Dice plays because Eddie likes to. They start a Catalan opening by silent agreement, and leave the clock off. Eddie doesn't rest his left arm on the table, doesn't talk much, glancing at the other end of the room where Natalie sits and watches a show with vampires of some kind.

"You sure there's nothing going on there?" Eddie asks, and Dice nods.

"I'm sure."

"Not like you could go on dates with her anyway. She's got the treatment already."

"Ah."

"She's already going for walks," Eddie goes on. "I'm not even at walks yet."

"When you get there, do you want to take a spin around the gardens?"

"You should go on a spin with her."

"Eddie."

"Okay, okay. But she likes you, man."

"I know she likes me, but it's not like that."

"Like you and that tattoo babe you date."

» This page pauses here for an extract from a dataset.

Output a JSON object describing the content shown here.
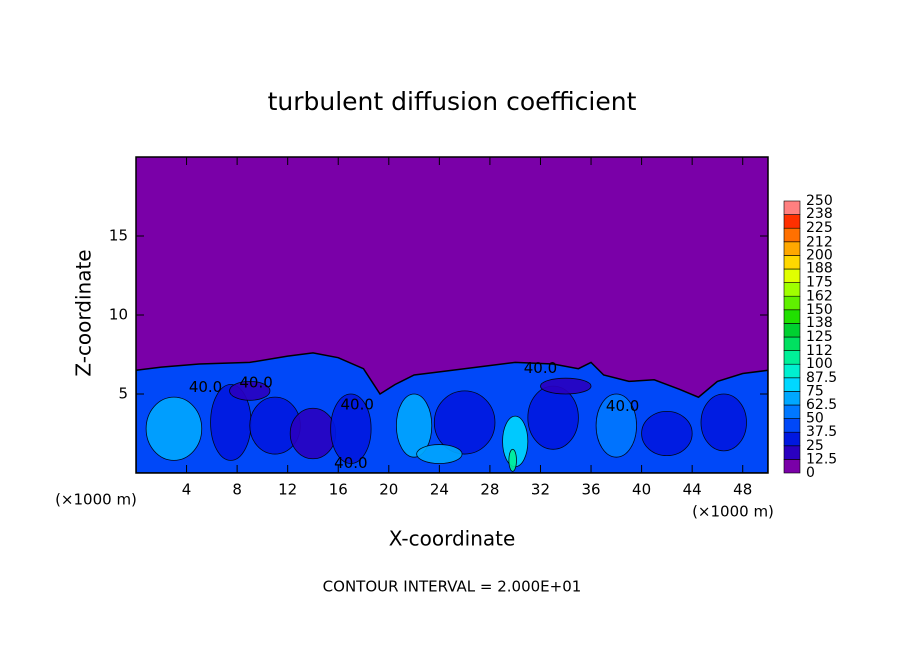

"We go to the movies together sometimes."

"But it's not like that," Eddie grumbles, and his left shoulder rises until he notices it and shoves it back down. "Can't you just get laid?"

"Eddie."

"Okay, okay. You're seriously into this sensitivity cra— stuff. Why not get your leg over?"

"How would Natalie feel if I used her like that?"

"Fucksake, Dice. You never fucking quit. It pisses me off."

"I don't know what you mean."

"Yes, you do," Eddie says. "Never mind. Let's do some chess."

Dice reaches for his knight, and squeezes the horse head, resisting the urge to take his hand away. "J'adoube."

"No kidding j'adoube. I wouldn't have let you make that move when I was twelve." But Eddie doesn't give a suggestion or hint, letting Dice figure out an alternative.

Eddie wins eight moves later, shakes his head at the hint of another game. "Eat one, or you won't get one."

He means the poppyseed, their favorite. They eat in silence, watching the last minutes of the visit tick by, and Dice knows that he can't tell Eddie. Not yet.

"Well, I better get going," Dice says, and Eddie dusts crumbs off his hand.

"Yeah, you wanna get home soon. You doing that—that polo thing, with your bicycle?"

"Yeah." Eddie approves of bike polo. It's daring. He's proud of every scrape and bruise Dice gets, because a funny story about pain is one of the ways he takes the measure of a man.